Present Day Mumbai, the Economic Growth - the Problem of Housing and Infrastructure
Today, Mumbai is the entertainment, fashion and commercial center of India. It is also one of the world's top 10 centers of commerce in terms of global financial flow. Mumbai accounts for 30% of income tax collections, 60% of customs duty collections, 20% of central excise tax collections, 40% of foreign trade and `40,000 crore (US $10 billion) in corporate taxes to the Indian economy. Mumbai is the world's 29th largest city by GDP, and with a population of approximately 23 million (Sankhe et al. 2010) people spread over about 600 sq. kms, it is the 3rd most densely populated besides being the 8th most populated city in the world. Mumbai's (MMR) GDP is expected to reach 11.9 trillion rupees ($265 billion) by 2030, larger than GDP of many countries today, including Portugal, Columbia and Malaysia (Sankhe et al. 2010). The population is expected to grow to 33 million by 2030 (Sankhe et al. 2010).

However, this financial success hasn't been inclusive. The old inner-city areas are plagued with century old deteriorating Chawls, narrow roads that make it difficult to walk let alone movement of vehicular traffic, lack of parking and open spaces, and access to only common toilets. The deteriorating living conditions have brought the area to a point of socio-economic stand still while the suburbs and other areas are growing rapidly.
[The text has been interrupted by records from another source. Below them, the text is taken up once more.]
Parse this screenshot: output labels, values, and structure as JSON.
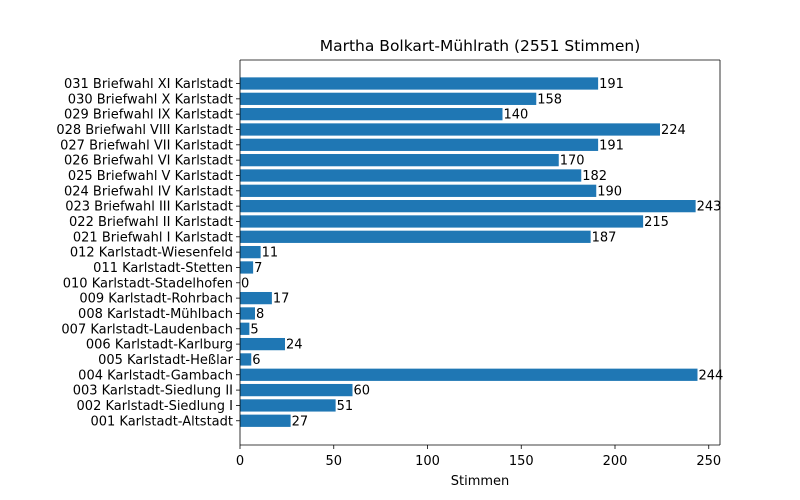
{
  "chart_data": {
    "type": "bar",
    "orientation": "horizontal",
    "title": "Martha Bolkart-Mühlrath (2551 Stimmen)",
    "xlabel": "Stimmen",
    "ylabel": "",
    "xlim": [
      0,
      256
    ],
    "xticks": [
      0,
      50,
      100,
      150,
      200,
      250
    ],
    "grid": false,
    "bar_color": "#1f77b4",
    "categories": [
      "031 Briefwahl XI Karlstadt",
      "030 Briefwahl X Karlstadt",
      "029 Briefwahl IX Karlstadt",
      "028 Briefwahl VIII Karlstadt",
      "027 Briefwahl VII Karlstadt",
      "026 Briefwahl VI Karlstadt",
      "025 Briefwahl V Karlstadt",
      "024 Briefwahl IV Karlstadt",
      "023 Briefwahl III Karlstadt",
      "022 Briefwahl II Karlstadt",
      "021 Briefwahl I Karlstadt",
      "012 Karlstadt-Wiesenfeld",
      "011 Karlstadt-Stetten",
      "010 Karlstadt-Stadelhofen",
      "009 Karlstadt-Rohrbach",
      "008 Karlstadt-Mühlbach",
      "007 Karlstadt-Laudenbach",
      "006 Karlstadt-Karlburg",
      "005 Karlstadt-Heßlar",
      "004 Karlstadt-Gambach",
      "003 Karlstadt-Siedlung II",
      "002 Karlstadt-Siedlung I",
      "001 Karlstadt-Altstadt"
    ],
    "values": [
      191,
      158,
      140,
      224,
      191,
      170,
      182,
      190,
      243,
      215,
      187,
      11,
      7,
      0,
      17,
      8,
      5,
      24,
      6,
      244,
      60,
      51,
      27
    ]
  }
}
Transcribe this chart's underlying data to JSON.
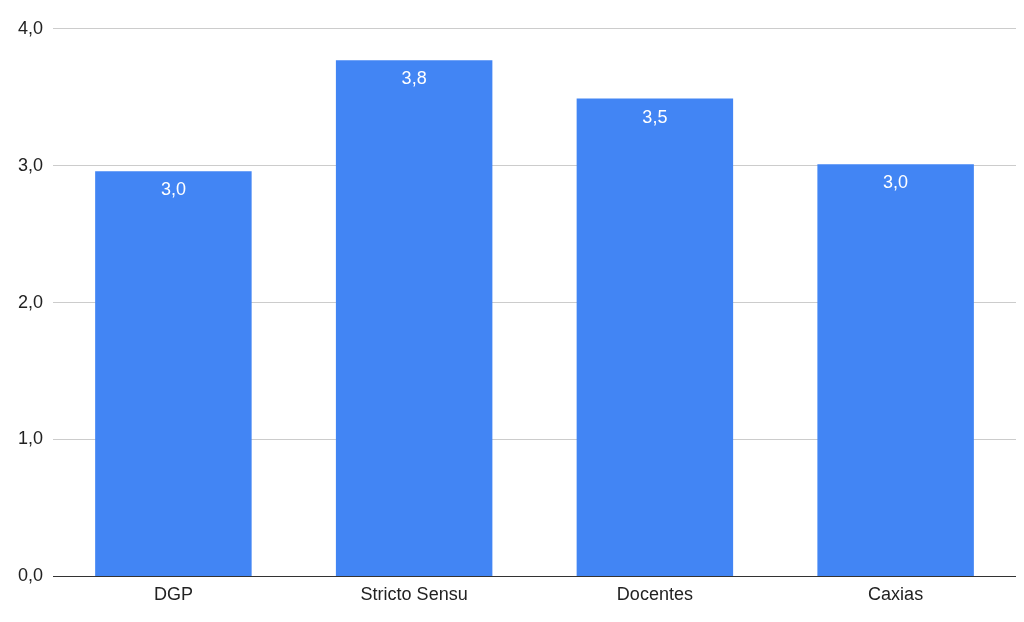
{
  "chart_data": {
    "type": "bar",
    "categories": [
      "DGP",
      "Stricto Sensu",
      "Docentes",
      "Caxias"
    ],
    "values": [
      2.96,
      3.77,
      3.49,
      3.01
    ],
    "value_labels": [
      "3,0",
      "3,8",
      "3,5",
      "3,0"
    ],
    "color": "#4285f4",
    "ylim": [
      0,
      4
    ],
    "yticks": [
      {
        "value": 0,
        "label": "0,0"
      },
      {
        "value": 1,
        "label": "1,0"
      },
      {
        "value": 2,
        "label": "2,0"
      },
      {
        "value": 3,
        "label": "3,0"
      },
      {
        "value": 4,
        "label": "4,0"
      }
    ],
    "grid": "y",
    "legend": false
  }
}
However, due to the presence of one of the oldest and most prominent Central Business District (CBD), majority of population from suburbs travel to Island city daily. This area is well-connected through primary roads in both north-south and east-west direction (Project being in the center of this grid). Public transport services like buses are adequately available depending on the area (project site has bus stops at its periphery with buses in every 10 minutes to various location). All the three railways- central, western and harbor lines connect the island city to the rest of Mumbai (Project is within 2 km radius from all the 3 rail routes).

The city's economic boom attracts migrants in search of opportunities from across the country. This has led to acute shortage in low-income/mid-income housing; resulting in slums and pavement dwellers. Due to lack of space, most of the new developments are expanding vertically on small plots of land with no consideration for the wider infrastructure. 'Pencil Towers' have cropped-up at random, leaving inadequate infrastructure. These unplanned and scattered constructions aggravate the urban blight and add to the burden to an already stressed infrastructure. The governing bodies lack the resources to undertake large scale redevelopments on their own. The above makes a holistic, sustainable and inclusive urban planning model, the need of the hour.